Color them funny

Ancient Japanese scroll paintings get an anime-style interpretation in Takashi Murakami’s show at MFA Boston


It was a Saturday, and MFA, Boston, was teeming with people. My friend and I had four hours in hand, and I deemed the time just fit for covering the works by the masters. Until, someone suggested, don’t miss the art show at the Lower Ground. So we kept aside the last 30 minutes for Takashi Murakami. And boy, weren’t we glad we did!

Before I tell you about the show, there are certain things that you should know about Mr Murakami. He is a contemporary artist who is often called the ‘Andy Warhol of Japan’. Even if you are not much into art news, you would have seen his works on, surprise surprise, Kanye West’s album cover, Graduation. The guy even brought out his own movie called Jellyfish Eyes.

If you clicked on those links, you would have seen how his characters are anime and Manga-inspired. But Murakami did his Phd in Nihonga — a traditional style of Japanese painting which strictly pertains to traditional techniques and materials. It is as far from anything young or contemporary as it can get. He sensed that if he needed to establish himself in the Western artworld, he will have to expand his horizons. This is where he used his genius to use the conventional Japanese paintings and give birth to something extraordinary out of them.

Here is an example.

This is a picture of the artwork Transcendent attacking a whirlwind done by 18th century artist Soga Shohaku in 1764. It’s been done on a six-panel folding screen.
This is an artwork inspired from the one above, done by Murakami. The motifs of the whirlwind and of the man are clearly adapted from the one done by Shohaku.

His works are smile-evoking and shout out the question: Why so serious? Every corner of the gallery screams fun. The colors, the animated figures, and just the mammoth size of each painting are enough to have viewers stand mesmerized. Seriously, one of the paintings is spread across six panels and is 59 ft wide.

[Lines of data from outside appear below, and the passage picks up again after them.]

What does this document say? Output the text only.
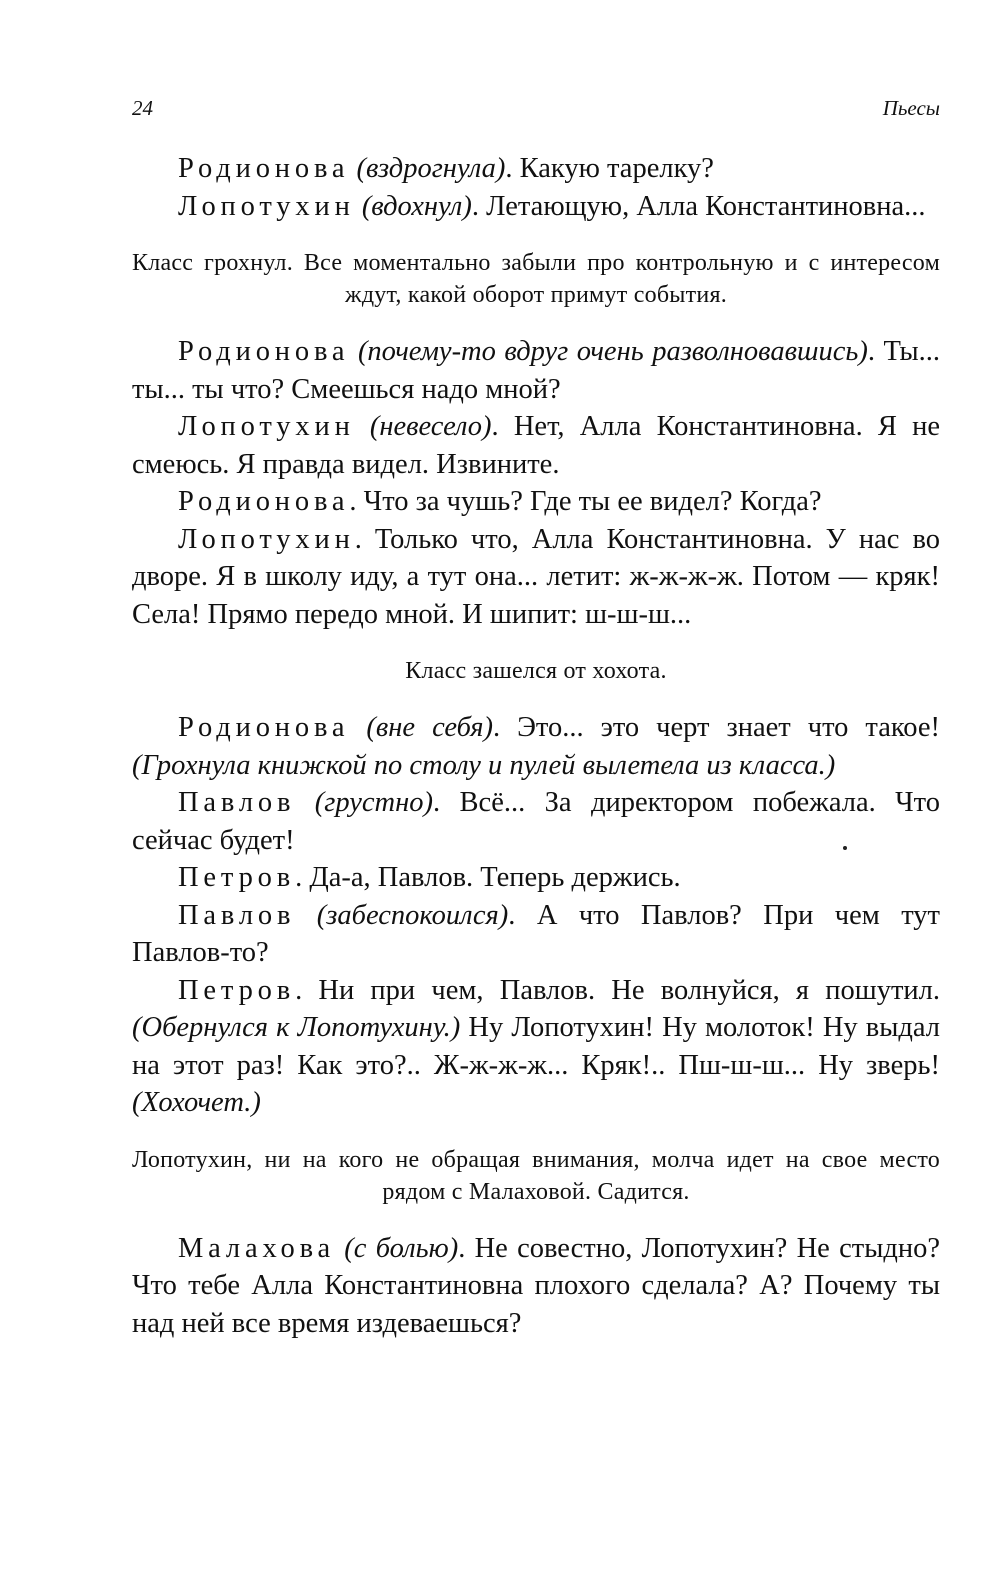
24	Пьесы

Родионова (вздрогнула). Какую тарелку?

Лопотухин (вдохнул). Летающую, Алла Константиновна...

Класс грохнул. Все моментально забыли про контрольную и с интересом ждут, какой оборот примут события.

Родионова (почему-то вдруг очень разволновавшись). Ты... ты... ты что? Смеешься надо мной?

Лопотухин (невесело). Нет, Алла Константиновна. Я не смеюсь. Я правда видел. Извините.

Родионова. Что за чушь? Где ты ее видел? Когда?

Лопотухин. Только что, Алла Константиновна. У нас во дворе. Я в школу иду, а тут она... летит: ж-ж-ж-ж. Потом — кряк! Села! Прямо передо мной. И шипит: ш-ш-ш...

Класс зашелся от хохота.

Родионова (вне себя). Это... это черт знает что такое! (Грохнула книжкой по столу и пулей вылетела из класса.)

Павлов (грустно). Всё... За директором побежала. Что сейчас будет!

Петров. Да-а, Павлов. Теперь держись.

Павлов (забеспокоился). А что Павлов? При чем тут Павлов-то?

Петров. Ни при чем, Павлов. Не волнуйся, я пошутил. (Обернулся к Лопотухину.) Ну Лопотухин! Ну молоток! Ну выдал на этот раз! Как это?.. Ж-ж-ж-ж... Кряк!.. Пш-ш-ш... Ну зверь! (Хохочет.)

Лопотухин, ни на кого не обращая внимания, молча идет на свое место рядом с Малаховой. Садится.

Малахова (с болью). Не совестно, Лопотухин? Не стыдно? Что тебе Алла Константиновна плохого сделала? А? Почему ты над ней все время издеваешься?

All of the work that are on display have been inspired from the Japanese masterpieces that reside at MFA, which acclaimed historian and author Nobuo Tsuji helped Mukarami select. According to an article in The New York Times, the show Takashi Murakami: Lineage of eccentrics “puts 13 of the artist’s paintings and sculpture, as well as multiple studies, in conversation with 50 Japanese artworks dating from the late 10th through 19th centuries.”

His works, though inspired from the masterpieces, strip what one might perceive as seriousness from the yellow-tinted scrolls, and bring in a wave of freshness with a splash of neon. If you notice carefully, the motifs are terrifying – those of dragons, and giant waves and angry-looking men, but in Murakami’s world, they are all reduced, or should I say enhanced, into jolly and friendly creatures that a three-year-old can watch while being fed.

This oval Buddha made of sterling silver is inspired from Shaka, the historical Buddha – Late 10th early 11th century that is in the MFA collection
Ink and color on golf -leafed paper, a 17th century work featuring poppies, by School of Tawaraya Sotatsu. Scroll below for Murakami’s version of it.
Isn’t that cool?
There are poppies everywhere. Below and…
Dragon in clouds by Takashi Murakami, inspired from the 1763 painting by Soga Shohaku of the same name. Apparently, for the above painting, professor Tsuji asked Murakami to paint it all by himself instead of using his assistants. In the spirit of the moment, Murakami decided to go for it – and did the whole thing himself over a course of 24 hours. He said in an interview in The New York Times, that he decided to skip the part where he meticulously designs and plans, and instead took straight to the canvas as if he was drunk. The result was a beautiful gripping piece.

You walk out the show feeling a little lighter, with an illusion, or maybe not, that life is a little less complicated than you think. If in Murakami’s world, dragons can be flashy and funny, and Buddha, a boy with bangs, it can be in yours too.

The exhibition is on at Museum of Fine Arts, Boston, through April 1.